Saying what you mean
Disambiguation, eh? Here, shrimp is a topic within science, so don’t expect recipes (except in the ads):
http://topics.nytimes.com/top/news/science/topics/shrimp
Category structure
Prominent subtopics
Subtopics are sometimes listed at the top level. For instance United States Attorneys seems to contain United States Attorneys: Editorials & Opinion. Both are listed at the top of the topics tree.
I find it fascinating that Cookies and Cookies, Recipes are separate topics. Again, culturally justified.
Depth of categories
There may be several levels of subcategories, e.g.
http://topics.nytimes.com/top/news/science/topics/space_shuttle/atlantis
http://topics.nytimes.com/top/reference/timestopics/subjects/w/wines/alsace
Mixing of keyword and controlled terminology
I’m surprised to find “hot dogs” as the top two “articles about dogs”, after some nice featured content. NYTimes may also want to refine handling of multiword terms.

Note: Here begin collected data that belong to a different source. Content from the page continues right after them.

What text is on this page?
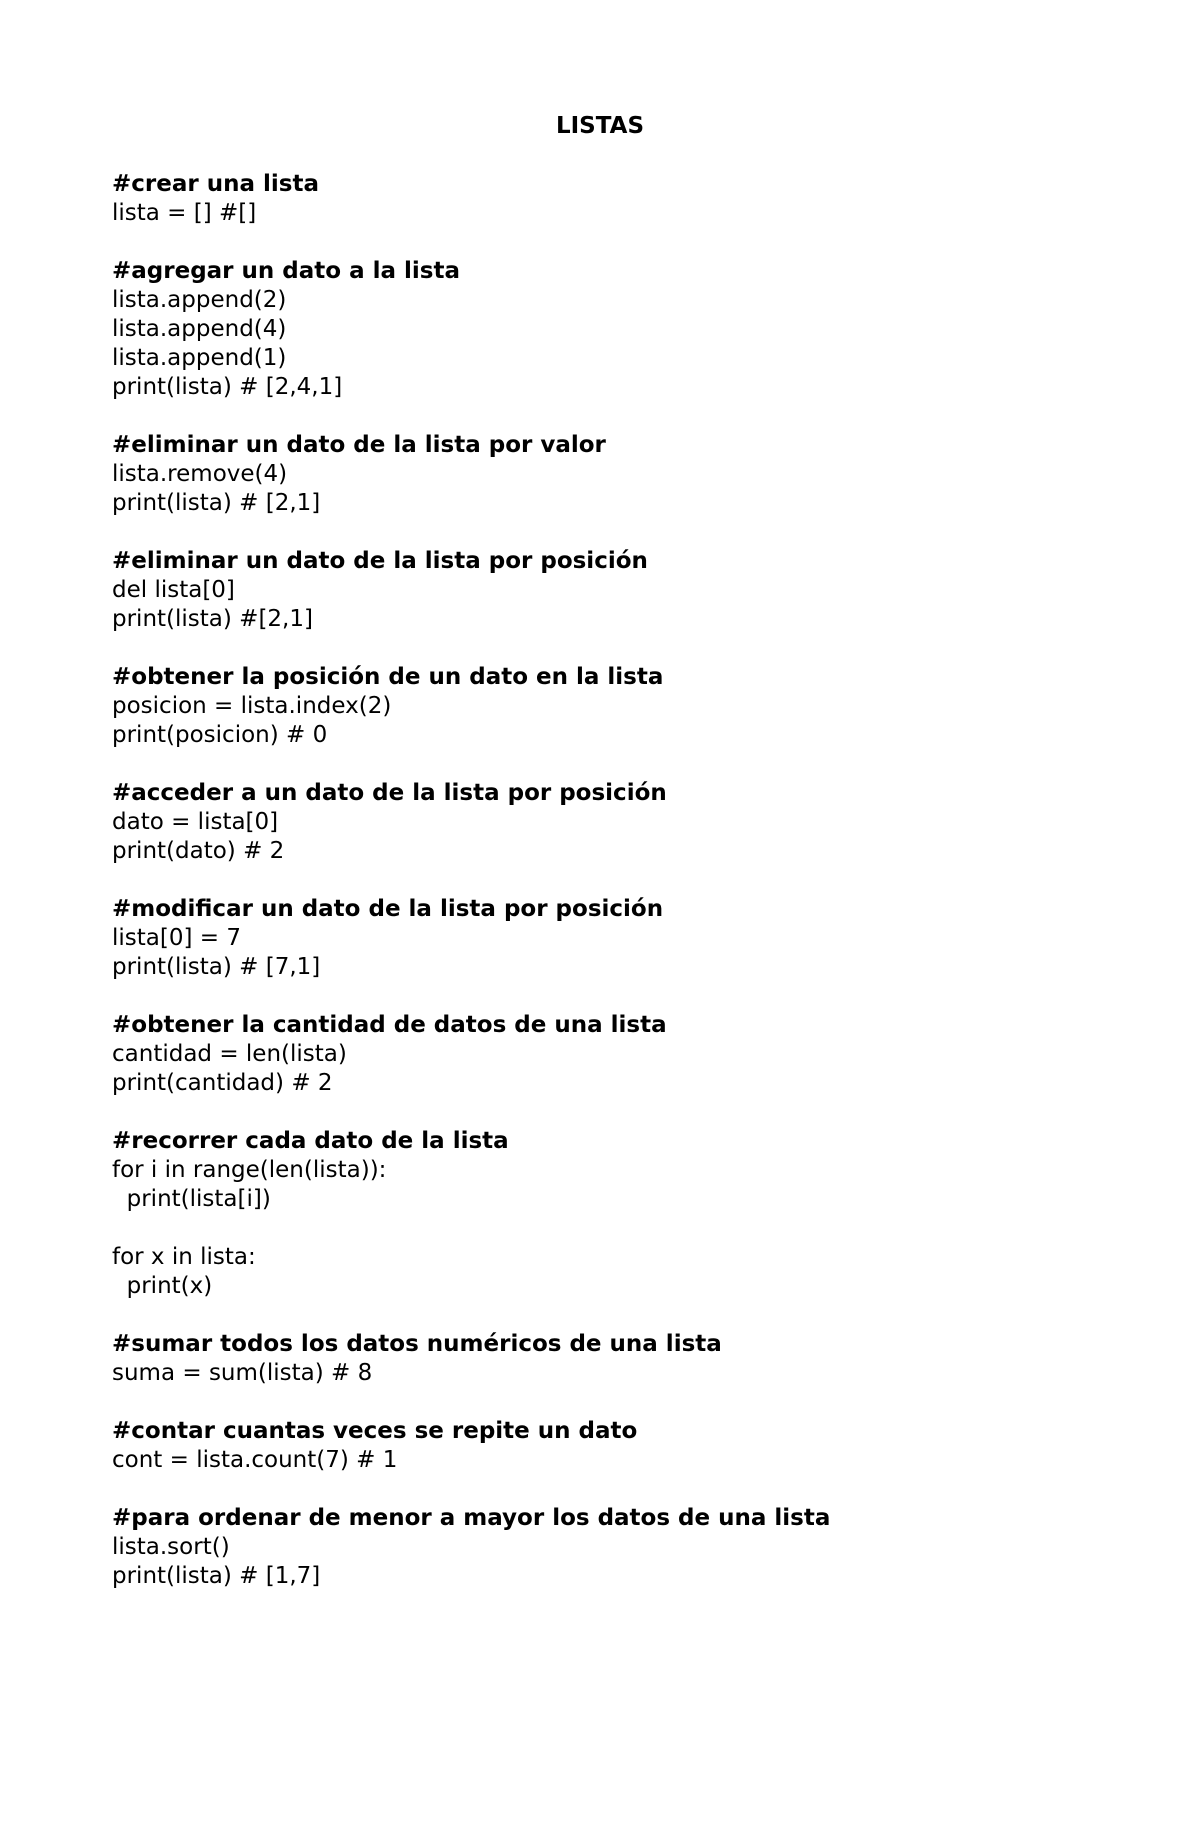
LISTAS
#crear una lista
lista = [] #[]
#agregar un dato a la lista
lista.append(2)
lista.append(4)
lista.append(1)
print(lista) # [2,4,1]
#eliminar un dato de la lista por valor
lista.remove(4)
print(lista) # [2,1]
#eliminar un dato de la lista por posición
del lista[0]
print(lista) #[2,1]
#obtener la posición de un dato en la lista
posicion = lista.index(2)
print(posicion) # 0
#acceder a un dato de la lista por posición
dato = lista[0]
print(dato) # 2
#modificar un dato de la lista por posición
lista[0] = 7
print(lista) # [7,1]
#obtener la cantidad de datos de una lista
cantidad = len(lista)
print(cantidad) # 2
#recorrer cada dato de la lista
for i in range(len(lista)):
print(lista[i])
for x in lista:
print(x)
#sumar todos los datos numéricos de una lista
suma = sum(lista) # 8
#contar cuantas veces se repite un dato
cont = lista.count(7) # 1
#para ordenar de menor a mayor los datos de una lista
lista.sort()
print(lista) # [1,7]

Another example is “Baby Quasar(Skin Care Devise)” showing up under quasars.
By versus About
Times writers (e.g. Tom Zeller Jr.) are listed in italics and classified as people. The ‘by’ versus ‘about’ distinction is made primarily in meta tags. “PSST” seems to identify Times writers.For instance, compare the meta tags from Tom Zeller Jr’s page:
<meta name=”PT” content=”Topic” />
<meta name=”CG” content=”Times Topics” />
<meta name=”GTN” content=”Zeller, Tom Jr.” />
<meta name=”PST” content=”People” />
<meta name=”PSST” content=”Writer” />
to those on (non-Times) writer Toni Morrison’s page:
<meta name=”PT” content=”Topic” />
<meta name=”CG” content=”Times Topics” />
<meta name=”GTN” content=”Morrison, Toni” />
<meta name=”PST” content=”People” />
<meta name=”SCG” content=”The Public Editor” />
Final thoughts
The world of electronic publishing blurs the lines between producers and indexers. Archival content, served up by organization, person, or topic, is a great offering. The secondary publishing market (abstracting, indexing, etc.) is changing quickly. Source-based browsing, as at NYTimes Topics, is part of that change.